'Ricky Stanicky' is very unoriginal and pretty funny
Perhaps we’ve underestimated the influence of “How I Met Your Mother.” First “Players” seemed blatantly expanded from Barney’s playbook, and now “Ricky Stanicky” saddles Erin (Lex Scott Davis), a female journalist frustrated about only being assigned puff pieces, with the same challenge Robin Scherbatsky faced for years. (Which then popped up in “Cloudy with a Chance of Meatballs” as well.)
Not that the female characters are particularly the point in the latest from director Peter Farrelly (“Green Book,” “Dumb and Dumber To”), which is somewhat unexpectedly his most amusing effort in years.

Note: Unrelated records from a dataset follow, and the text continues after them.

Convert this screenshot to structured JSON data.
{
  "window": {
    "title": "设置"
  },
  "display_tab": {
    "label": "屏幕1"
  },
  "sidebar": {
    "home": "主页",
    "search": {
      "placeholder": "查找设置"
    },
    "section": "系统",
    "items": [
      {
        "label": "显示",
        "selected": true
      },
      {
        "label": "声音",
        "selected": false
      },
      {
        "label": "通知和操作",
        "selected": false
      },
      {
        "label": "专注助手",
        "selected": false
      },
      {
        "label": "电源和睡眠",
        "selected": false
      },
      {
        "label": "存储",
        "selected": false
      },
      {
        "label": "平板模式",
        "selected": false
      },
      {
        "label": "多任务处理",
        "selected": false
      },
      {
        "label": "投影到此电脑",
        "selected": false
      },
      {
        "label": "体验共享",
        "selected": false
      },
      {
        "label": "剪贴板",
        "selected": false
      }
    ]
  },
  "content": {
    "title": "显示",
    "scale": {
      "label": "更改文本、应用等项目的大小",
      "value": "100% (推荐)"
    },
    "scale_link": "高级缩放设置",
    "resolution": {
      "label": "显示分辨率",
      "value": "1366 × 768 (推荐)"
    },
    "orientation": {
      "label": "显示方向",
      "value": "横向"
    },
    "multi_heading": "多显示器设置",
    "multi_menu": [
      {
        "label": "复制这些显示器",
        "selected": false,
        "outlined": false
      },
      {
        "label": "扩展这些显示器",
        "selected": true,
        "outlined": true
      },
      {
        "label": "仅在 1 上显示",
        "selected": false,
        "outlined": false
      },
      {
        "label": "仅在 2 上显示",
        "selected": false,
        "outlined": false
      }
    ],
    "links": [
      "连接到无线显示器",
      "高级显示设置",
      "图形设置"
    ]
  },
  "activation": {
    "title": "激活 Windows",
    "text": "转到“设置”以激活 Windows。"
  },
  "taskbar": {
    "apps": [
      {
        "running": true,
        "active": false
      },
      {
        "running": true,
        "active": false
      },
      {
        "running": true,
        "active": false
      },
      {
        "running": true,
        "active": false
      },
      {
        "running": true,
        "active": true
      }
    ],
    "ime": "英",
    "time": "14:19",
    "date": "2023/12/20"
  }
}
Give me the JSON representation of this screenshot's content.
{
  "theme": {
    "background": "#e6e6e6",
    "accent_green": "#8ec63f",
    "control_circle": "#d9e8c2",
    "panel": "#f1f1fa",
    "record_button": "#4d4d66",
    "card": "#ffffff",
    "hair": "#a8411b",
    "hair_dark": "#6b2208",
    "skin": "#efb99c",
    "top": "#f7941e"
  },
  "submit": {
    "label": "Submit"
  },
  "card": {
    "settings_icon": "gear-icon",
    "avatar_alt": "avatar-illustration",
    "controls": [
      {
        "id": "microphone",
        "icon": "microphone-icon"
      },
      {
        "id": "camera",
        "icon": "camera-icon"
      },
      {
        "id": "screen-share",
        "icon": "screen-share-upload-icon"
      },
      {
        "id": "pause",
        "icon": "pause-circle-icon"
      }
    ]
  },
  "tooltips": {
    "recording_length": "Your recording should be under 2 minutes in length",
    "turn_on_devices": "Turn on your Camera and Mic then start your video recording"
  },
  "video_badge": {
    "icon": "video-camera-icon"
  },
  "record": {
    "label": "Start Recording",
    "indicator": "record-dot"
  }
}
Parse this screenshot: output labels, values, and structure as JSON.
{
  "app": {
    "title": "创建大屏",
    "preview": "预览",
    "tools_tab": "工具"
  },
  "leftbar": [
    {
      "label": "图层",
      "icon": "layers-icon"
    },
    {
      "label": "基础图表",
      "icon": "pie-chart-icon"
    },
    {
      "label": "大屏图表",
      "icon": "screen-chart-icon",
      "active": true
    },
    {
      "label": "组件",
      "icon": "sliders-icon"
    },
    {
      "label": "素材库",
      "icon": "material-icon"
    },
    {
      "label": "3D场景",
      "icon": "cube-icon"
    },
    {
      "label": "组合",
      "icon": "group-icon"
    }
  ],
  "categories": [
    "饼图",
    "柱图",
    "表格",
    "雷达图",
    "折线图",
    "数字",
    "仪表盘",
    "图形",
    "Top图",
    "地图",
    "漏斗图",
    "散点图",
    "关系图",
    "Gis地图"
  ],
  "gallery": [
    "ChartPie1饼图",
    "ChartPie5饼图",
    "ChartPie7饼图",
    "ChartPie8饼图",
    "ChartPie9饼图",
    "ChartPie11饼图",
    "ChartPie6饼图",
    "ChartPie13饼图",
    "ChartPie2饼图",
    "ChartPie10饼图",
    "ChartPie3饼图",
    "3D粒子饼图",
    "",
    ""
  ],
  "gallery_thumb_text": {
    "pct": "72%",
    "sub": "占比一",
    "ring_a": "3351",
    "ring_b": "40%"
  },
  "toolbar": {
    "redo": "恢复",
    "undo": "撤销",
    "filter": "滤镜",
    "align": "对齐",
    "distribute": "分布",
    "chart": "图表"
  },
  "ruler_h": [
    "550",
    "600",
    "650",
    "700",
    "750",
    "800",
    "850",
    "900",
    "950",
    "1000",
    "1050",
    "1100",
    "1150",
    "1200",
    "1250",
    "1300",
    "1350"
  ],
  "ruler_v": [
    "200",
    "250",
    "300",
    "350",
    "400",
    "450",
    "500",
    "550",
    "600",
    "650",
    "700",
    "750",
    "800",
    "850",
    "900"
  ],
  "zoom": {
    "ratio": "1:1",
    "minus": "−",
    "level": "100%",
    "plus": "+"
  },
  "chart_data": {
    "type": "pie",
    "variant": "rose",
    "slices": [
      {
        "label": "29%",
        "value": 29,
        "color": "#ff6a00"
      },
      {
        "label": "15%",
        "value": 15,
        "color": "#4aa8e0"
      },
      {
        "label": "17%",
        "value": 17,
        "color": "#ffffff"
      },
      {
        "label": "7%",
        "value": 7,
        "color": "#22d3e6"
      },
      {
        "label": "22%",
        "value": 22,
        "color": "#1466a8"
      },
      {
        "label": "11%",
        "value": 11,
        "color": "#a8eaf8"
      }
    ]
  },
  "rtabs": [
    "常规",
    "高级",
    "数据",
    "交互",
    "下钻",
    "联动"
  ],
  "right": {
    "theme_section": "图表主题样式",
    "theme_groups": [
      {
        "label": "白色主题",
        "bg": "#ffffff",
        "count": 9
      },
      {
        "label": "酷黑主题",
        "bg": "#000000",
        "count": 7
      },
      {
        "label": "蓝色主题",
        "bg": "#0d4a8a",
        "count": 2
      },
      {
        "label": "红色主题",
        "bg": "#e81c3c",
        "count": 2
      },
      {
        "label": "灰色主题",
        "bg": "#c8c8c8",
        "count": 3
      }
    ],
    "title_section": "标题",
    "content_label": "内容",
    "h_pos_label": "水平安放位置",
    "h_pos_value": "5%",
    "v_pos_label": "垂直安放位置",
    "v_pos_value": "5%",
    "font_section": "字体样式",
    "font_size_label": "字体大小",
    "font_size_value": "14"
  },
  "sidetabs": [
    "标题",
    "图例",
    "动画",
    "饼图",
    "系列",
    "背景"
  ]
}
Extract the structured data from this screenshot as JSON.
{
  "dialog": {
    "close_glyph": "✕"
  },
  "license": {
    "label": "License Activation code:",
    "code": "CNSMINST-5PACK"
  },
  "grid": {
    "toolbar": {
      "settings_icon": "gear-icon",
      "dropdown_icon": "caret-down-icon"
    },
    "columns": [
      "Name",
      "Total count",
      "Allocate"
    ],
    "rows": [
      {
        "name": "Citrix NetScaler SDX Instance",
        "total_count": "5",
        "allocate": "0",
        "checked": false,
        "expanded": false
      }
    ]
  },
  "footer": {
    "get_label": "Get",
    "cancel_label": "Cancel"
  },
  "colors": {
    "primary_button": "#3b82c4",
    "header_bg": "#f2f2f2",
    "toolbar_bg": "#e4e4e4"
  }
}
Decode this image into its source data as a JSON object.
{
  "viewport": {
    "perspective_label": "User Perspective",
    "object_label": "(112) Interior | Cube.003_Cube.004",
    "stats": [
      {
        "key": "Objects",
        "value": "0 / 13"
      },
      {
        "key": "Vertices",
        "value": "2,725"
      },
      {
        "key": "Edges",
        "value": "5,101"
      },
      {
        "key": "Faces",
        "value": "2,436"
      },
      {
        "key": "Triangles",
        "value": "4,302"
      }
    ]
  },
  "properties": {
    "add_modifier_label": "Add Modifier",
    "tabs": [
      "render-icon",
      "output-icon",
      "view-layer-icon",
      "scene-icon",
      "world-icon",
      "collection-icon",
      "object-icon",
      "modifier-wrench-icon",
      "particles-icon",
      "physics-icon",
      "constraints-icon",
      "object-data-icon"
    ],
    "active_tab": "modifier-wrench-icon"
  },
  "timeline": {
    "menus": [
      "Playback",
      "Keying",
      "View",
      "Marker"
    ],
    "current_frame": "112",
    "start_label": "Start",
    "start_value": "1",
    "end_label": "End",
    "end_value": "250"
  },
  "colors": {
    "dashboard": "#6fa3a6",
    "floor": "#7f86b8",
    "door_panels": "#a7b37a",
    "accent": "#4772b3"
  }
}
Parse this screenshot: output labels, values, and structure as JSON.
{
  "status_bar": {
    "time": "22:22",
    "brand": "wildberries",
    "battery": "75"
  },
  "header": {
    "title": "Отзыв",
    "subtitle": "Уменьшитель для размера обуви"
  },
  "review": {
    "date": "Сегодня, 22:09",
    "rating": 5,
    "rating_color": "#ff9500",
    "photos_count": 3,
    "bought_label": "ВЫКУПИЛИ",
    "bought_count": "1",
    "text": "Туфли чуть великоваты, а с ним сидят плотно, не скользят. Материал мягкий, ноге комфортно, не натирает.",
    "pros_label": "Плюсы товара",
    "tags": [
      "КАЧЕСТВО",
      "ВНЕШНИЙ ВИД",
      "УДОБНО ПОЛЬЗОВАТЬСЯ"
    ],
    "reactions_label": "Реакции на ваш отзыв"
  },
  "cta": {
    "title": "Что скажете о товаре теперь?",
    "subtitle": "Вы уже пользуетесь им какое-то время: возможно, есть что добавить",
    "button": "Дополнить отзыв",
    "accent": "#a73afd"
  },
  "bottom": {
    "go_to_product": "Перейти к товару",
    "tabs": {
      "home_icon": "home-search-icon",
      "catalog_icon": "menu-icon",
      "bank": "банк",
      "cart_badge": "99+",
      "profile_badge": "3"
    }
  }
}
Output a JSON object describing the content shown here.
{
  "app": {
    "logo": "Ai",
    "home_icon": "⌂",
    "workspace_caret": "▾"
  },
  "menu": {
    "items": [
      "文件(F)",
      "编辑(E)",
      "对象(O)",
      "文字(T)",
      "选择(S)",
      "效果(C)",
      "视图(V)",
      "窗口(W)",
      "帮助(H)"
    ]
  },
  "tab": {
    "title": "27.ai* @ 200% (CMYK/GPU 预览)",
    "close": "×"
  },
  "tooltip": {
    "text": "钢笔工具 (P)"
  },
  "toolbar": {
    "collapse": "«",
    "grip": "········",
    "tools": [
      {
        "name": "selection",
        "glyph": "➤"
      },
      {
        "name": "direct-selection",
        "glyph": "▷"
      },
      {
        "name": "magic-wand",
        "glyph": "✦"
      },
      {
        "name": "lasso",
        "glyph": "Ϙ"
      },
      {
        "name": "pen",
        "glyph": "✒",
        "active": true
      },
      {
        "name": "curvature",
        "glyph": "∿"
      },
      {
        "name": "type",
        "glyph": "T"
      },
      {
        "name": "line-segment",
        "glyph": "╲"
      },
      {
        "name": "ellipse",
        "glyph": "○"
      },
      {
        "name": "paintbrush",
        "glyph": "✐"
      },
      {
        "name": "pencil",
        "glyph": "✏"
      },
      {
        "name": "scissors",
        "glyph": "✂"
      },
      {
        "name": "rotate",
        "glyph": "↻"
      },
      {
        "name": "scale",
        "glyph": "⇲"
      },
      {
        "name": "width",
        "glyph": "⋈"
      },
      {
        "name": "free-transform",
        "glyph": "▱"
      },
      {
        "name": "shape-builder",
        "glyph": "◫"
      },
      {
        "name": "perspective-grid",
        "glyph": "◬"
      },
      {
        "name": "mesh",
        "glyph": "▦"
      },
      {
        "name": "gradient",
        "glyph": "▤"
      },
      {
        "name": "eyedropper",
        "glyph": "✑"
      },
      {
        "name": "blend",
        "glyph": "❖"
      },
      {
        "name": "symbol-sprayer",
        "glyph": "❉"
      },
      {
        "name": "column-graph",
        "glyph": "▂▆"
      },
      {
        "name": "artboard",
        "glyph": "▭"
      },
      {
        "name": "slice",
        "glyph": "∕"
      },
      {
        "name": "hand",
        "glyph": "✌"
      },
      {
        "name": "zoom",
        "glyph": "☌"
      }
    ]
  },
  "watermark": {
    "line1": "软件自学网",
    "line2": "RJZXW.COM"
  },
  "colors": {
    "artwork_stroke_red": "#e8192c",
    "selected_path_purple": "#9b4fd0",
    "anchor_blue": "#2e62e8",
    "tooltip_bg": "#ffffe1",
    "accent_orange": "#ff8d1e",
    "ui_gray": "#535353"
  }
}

This is largely a movie about a lot of dudes lying, though somehow “Ricky Stanicky” layers the deception with heavy reasons and, arguably, pulls it off. This is almost certainly the most masturbation jokes delivered in a study of trauma, loneliness, and regret. (Don’t ask me to name the runners-up.)
The titular character played by John Cena enters the mayhem when Dean (Zac Efron), JT (Andrew Santino), and Wes (Jermaine Fowler) arrive in Atlantic City claiming, as they have for nearly their entire lives, that their friend Ricky Stanicky, who doesn’t exist, needs something/did something/whatever. It means blowing off the baby shower for JT’s son and encountering Rod Rimestead (Cena), who is currently dedicating his life to a regular show in which he covers hard rock hits with lyrics adjusted to talk about pleasuring himself. This absolutely seems like it wouldn’t work, but Cena’s gleeful innocence, deployed here in an extremely similar way to his good-natured wild card in the “Vacation Friends” movies, almost singlehandedly coats this nonsense in sweet energy. (And no, that’s not a reference to Rod’s singing career.)
Disclaimer: If you watch “Ricky Stanicky” and feel otherwise, this is not a hill I intend to die on or even climb in the slightest. Humor is so subjective — except when it’s mean (aka most modern Adam Sandler comedies), in which case it’s objectively bad.
Blah blah blah, the guys hire Rod to pretend to be Ricky, leading to shenanigans that never lose laughs for too long but also feel just how rickety “Ricky Stanicky” can be as a story while it also bites lame bits from “The League” and errs badly in a repeated joke about a hand gesture performed by the guys’ boss (William H. Macy, somehow). Efron’s also given a stiff role that doesn’t utilize his appeal or his strengths, and it really shouldn’t have taken six credited screenwriters to deliver a movie whose comedic ideas sometimes seem barely a step above the cast shouting “Penis” for five minutes.
And yet, believe it or not, “Ricky Stanicky” finds its way toward something affirming about proactively changing your life, and even its crassness mostly stays on the right side of respectful rather than making someone or a lot of someones the butt of the joke. Call it “Faint Praise: The Movie,” but “I laughed, I groaned, I didn’t regret it,” is praise all the same.